佐々木蔵之介主演。西村雅彦、深田恭子共演の時代劇。
本格時代劇からは程遠く、コメディ作品。
Amazonプライムなので無料。
いや、レンタルDVDも今やかなり安いけれど、それでも無料ではない。
ありがたい時代である。
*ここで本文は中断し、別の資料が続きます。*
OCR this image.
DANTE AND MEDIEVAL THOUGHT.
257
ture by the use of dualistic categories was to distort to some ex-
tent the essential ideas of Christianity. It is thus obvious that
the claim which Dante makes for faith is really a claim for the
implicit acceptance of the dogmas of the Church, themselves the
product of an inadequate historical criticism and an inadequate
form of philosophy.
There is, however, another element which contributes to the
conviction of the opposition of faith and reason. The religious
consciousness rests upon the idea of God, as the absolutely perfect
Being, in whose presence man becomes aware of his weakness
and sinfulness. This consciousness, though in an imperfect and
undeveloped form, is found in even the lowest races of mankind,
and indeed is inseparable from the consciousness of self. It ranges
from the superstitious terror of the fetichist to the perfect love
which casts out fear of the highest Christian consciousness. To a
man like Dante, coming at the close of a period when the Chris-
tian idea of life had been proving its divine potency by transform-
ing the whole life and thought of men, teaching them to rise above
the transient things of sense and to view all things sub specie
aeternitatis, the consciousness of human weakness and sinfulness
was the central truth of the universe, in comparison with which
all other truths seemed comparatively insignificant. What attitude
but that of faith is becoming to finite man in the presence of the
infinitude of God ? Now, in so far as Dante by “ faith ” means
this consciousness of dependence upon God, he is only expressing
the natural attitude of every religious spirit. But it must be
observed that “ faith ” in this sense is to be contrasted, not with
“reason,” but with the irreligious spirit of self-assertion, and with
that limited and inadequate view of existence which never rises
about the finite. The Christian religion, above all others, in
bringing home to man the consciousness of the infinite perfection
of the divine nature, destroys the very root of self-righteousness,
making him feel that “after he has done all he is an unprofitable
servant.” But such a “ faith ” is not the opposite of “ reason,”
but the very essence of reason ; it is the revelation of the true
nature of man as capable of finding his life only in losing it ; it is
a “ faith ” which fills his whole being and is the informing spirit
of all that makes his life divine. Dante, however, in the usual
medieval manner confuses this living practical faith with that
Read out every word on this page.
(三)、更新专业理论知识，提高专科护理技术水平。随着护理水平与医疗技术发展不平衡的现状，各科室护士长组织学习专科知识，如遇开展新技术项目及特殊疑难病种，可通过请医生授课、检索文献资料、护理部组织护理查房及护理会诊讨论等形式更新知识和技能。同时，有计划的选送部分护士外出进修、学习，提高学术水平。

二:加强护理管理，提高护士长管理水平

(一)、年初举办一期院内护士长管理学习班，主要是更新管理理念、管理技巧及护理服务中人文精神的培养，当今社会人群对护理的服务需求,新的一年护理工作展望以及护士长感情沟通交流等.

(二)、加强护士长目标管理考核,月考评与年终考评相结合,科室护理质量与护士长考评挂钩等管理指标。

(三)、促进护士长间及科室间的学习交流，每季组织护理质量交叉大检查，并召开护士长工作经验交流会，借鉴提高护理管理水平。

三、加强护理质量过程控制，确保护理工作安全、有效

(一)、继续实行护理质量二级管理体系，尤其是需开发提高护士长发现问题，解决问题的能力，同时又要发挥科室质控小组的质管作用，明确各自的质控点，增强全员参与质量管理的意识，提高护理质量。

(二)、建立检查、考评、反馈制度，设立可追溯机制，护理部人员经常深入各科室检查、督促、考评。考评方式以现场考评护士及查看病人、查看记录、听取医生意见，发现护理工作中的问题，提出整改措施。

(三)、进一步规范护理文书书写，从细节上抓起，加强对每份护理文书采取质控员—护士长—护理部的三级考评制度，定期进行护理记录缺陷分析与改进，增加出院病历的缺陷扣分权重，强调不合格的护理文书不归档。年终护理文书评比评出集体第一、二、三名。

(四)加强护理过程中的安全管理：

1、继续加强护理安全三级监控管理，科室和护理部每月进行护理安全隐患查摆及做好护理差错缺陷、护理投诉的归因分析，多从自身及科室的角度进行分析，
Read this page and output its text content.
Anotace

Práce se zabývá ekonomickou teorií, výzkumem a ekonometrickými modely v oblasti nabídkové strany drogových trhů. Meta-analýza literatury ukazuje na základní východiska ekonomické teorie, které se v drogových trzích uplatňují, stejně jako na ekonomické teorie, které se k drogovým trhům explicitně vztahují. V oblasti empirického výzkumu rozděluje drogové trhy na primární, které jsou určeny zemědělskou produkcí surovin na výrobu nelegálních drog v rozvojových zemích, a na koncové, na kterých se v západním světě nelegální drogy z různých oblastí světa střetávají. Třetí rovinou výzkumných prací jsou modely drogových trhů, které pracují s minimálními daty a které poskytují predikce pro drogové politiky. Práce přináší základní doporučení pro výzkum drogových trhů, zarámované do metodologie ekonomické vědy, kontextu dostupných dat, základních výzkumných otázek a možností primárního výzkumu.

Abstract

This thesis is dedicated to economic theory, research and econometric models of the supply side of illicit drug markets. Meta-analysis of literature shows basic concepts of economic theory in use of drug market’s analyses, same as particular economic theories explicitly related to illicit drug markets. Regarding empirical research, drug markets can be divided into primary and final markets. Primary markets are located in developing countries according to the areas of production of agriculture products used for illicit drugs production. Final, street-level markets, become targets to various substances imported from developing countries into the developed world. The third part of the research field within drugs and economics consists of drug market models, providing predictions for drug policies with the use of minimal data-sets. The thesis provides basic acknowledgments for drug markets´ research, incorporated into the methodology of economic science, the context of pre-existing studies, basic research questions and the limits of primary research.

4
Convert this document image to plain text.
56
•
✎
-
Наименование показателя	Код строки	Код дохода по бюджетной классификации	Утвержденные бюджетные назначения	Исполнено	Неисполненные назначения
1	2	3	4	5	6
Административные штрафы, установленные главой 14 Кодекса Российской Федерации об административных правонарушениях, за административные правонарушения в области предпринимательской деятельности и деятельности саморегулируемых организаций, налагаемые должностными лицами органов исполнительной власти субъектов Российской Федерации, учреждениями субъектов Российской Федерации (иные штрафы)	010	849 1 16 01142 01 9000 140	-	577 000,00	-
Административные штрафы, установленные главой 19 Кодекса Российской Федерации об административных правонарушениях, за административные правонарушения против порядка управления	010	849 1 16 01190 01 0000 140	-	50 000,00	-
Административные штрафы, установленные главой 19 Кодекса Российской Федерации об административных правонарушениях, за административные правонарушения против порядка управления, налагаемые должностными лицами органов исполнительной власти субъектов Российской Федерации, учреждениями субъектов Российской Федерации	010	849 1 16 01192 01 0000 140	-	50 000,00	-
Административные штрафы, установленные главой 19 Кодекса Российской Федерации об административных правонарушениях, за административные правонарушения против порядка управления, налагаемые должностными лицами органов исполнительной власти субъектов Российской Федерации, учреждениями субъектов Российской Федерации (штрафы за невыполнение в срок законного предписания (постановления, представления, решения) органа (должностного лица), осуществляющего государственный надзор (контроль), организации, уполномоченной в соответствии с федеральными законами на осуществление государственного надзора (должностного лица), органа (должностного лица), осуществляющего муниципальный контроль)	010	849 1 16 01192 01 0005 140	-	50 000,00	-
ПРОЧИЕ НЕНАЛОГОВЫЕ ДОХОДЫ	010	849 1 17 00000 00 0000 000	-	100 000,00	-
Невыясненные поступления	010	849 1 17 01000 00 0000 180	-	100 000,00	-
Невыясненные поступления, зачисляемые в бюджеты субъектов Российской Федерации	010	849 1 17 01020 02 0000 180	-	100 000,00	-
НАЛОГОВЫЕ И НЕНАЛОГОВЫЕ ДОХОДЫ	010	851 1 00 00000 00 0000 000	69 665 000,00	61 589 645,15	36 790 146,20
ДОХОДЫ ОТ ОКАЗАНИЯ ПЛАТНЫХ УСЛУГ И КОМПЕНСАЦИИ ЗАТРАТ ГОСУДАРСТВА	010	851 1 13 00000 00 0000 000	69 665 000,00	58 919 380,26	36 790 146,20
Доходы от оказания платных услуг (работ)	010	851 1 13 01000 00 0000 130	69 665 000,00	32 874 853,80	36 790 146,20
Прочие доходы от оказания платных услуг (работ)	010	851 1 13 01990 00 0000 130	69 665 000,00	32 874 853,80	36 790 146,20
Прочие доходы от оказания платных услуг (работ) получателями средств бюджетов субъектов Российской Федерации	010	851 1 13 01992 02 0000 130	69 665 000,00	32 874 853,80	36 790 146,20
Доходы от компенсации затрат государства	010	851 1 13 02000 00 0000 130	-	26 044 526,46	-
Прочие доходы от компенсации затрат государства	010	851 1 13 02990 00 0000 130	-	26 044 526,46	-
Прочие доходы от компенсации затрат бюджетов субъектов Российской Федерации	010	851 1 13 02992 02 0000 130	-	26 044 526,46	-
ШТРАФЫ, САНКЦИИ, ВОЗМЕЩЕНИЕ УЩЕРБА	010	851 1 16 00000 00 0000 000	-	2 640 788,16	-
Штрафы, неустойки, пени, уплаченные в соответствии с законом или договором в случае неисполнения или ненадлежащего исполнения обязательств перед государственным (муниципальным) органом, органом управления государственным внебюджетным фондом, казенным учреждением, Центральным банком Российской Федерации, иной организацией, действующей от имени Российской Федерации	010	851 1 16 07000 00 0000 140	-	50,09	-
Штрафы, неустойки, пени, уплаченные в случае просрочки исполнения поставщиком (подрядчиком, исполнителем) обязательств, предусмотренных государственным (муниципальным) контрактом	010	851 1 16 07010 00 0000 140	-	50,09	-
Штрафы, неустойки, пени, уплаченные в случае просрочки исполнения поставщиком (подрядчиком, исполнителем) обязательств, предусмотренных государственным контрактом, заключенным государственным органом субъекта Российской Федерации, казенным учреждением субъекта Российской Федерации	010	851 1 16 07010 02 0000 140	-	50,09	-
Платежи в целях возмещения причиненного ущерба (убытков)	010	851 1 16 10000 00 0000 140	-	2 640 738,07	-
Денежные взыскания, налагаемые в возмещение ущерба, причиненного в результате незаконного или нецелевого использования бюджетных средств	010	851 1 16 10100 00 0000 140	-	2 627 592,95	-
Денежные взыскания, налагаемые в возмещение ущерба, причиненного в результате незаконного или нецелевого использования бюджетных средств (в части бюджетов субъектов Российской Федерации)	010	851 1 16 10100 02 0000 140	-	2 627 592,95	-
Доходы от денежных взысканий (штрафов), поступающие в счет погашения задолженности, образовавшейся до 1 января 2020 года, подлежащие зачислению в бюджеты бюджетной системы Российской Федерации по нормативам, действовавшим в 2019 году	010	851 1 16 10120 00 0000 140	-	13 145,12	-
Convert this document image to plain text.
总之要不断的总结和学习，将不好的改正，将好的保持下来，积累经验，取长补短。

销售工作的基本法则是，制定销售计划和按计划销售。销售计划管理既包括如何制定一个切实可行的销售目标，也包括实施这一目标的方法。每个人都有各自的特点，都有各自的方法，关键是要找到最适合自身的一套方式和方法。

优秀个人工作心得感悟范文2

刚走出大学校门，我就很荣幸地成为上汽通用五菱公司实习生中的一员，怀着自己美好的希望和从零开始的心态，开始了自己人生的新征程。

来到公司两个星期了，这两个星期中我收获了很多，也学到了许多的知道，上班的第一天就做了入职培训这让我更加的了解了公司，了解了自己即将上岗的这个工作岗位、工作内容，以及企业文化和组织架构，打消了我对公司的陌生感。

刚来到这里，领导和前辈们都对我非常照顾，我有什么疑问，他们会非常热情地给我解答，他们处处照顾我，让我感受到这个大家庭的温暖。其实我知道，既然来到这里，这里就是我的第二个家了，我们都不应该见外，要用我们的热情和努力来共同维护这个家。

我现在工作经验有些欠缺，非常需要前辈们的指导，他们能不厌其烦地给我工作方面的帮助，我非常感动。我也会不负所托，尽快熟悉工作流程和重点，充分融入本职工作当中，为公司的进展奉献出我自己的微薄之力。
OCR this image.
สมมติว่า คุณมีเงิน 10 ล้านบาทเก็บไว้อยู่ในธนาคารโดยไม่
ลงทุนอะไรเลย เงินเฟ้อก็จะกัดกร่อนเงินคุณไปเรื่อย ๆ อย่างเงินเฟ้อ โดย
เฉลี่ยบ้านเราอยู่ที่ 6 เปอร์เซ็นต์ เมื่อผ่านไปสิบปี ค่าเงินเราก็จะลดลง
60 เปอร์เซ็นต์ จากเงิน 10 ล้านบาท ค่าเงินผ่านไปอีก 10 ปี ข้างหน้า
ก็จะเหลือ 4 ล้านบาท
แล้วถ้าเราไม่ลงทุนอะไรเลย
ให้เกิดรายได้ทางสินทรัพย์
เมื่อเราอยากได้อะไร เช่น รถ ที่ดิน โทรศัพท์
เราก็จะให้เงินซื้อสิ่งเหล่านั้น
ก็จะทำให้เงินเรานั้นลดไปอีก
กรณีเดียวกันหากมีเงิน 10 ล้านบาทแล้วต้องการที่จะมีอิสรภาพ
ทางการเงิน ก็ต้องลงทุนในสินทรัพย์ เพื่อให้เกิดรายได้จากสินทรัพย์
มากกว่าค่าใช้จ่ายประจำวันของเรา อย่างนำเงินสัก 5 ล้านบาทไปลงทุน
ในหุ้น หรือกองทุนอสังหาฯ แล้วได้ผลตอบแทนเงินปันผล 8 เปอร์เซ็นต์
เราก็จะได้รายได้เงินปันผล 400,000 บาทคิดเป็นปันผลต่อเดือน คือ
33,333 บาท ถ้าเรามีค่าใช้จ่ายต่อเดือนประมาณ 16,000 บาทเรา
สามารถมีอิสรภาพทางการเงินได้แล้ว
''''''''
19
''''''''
返しに行かなくてもいいし。

さてこの作品、小藩の悲哀がにじみ出た物語である。
参勤交代は江戸時代に藩主が江戸幕府に定期的に出向かせる制度である。
江戸には妻や子供を住まわせたりして、早い話が人質であるが、それ以上に参勤交代にはものすごく費用がかかり、各藩にとってはそれらの捻出にかなり苦労したようである。
幕府にとっては忠誠度を示すためでもあり、費用を使わせることによって力を各藩に蓄えさせないようにした。
これらの制度のおかげで平和を維持していたとも言えるが、陰湿なイメージは抜けていない。
ともあれ、参勤交代の苦労を武士側から描いている。

参勤交代から地元に戻ったばかりの湯長谷藩の藩主、内藤政醇(まさあつ、佐々木蔵之介)は幕府の老中松平信祝(のぶとき、陣内孝則)の謀によって、すぐさま江戸に出向せよとの命令を受ける。
その期間はわずか5日以内。
現在のように高速交通があればわかるが、当時大名行列を組んで宿場町をゆったりと練り歩くのが参勤交代のしきたりみたいなものである。
しかしそんなことは言っていられない。参勤交代の命令に従わなければ藩の取り潰しもあり得る。
小藩である湯長谷藩は先日の参勤交代で財政的にも絶望的な状況。
藩の知恵袋である家老の相馬(西村雅彦)と策を練る。
重要な宿場町のみ人を雇って大名行列を装い、それ以外は山道を抜けて時短を図りつつ、費用も最小限に抑えるという妙案?だった。
ドタバタコメディの要素も満載だが、登場する湯長谷藩藩士たちは個性はあるものの忠義の士。
そしてそのシンボルたる藩主の内藤政醇は庶民の目線に立った非常に小田屋画で質素な名君である。
殿と藩士は文句のつけようがないほど素晴らしいだけに、江戸幕府汚職老中、松平信祝がものすごく憎たらしいのだが、本当にハマり役。イメージ悪いしwww。
田舎侍の集団がこのまま悪老中の罠に〜。
そこで助っ人が登場。抜忍の雲隠段蔵(伊原剛志)が彼ら素人集団を引率する。
契約通りの仕事を果たし、金をもらった段蔵はいったんこの集団から離れる。
途中の宿場町で拾った遊女のお咲(深田恭子)にも内藤政醇が来たら知らせるようにとの触れがあった。
もちろんはや悪老中が根回ししたことであり、さらには隠密も使って彼らを抹殺しようと企んでいた。
一旦離れた段蔵はもらったカネで豪遊。しかし支払いになってもらったカネを見ると小銭ばかり。
このカネを集めるためにどれほどの苦労をしてきたのかを考えるとその藩にまた味方したくなったようである。
執拗な悪老中の手のものにもはやこれまでと思っていたが段蔵や藩士の活躍によりギリギリ参勤交代に間に合った。
そして悪老中の謀が露見する。
至ってわかりやすいストーリーだが、こういう内容は日本人の好むところ。

清貧。勤勉。武士の鑑。

藩主をはじめとして素晴らしい人柄の人達である。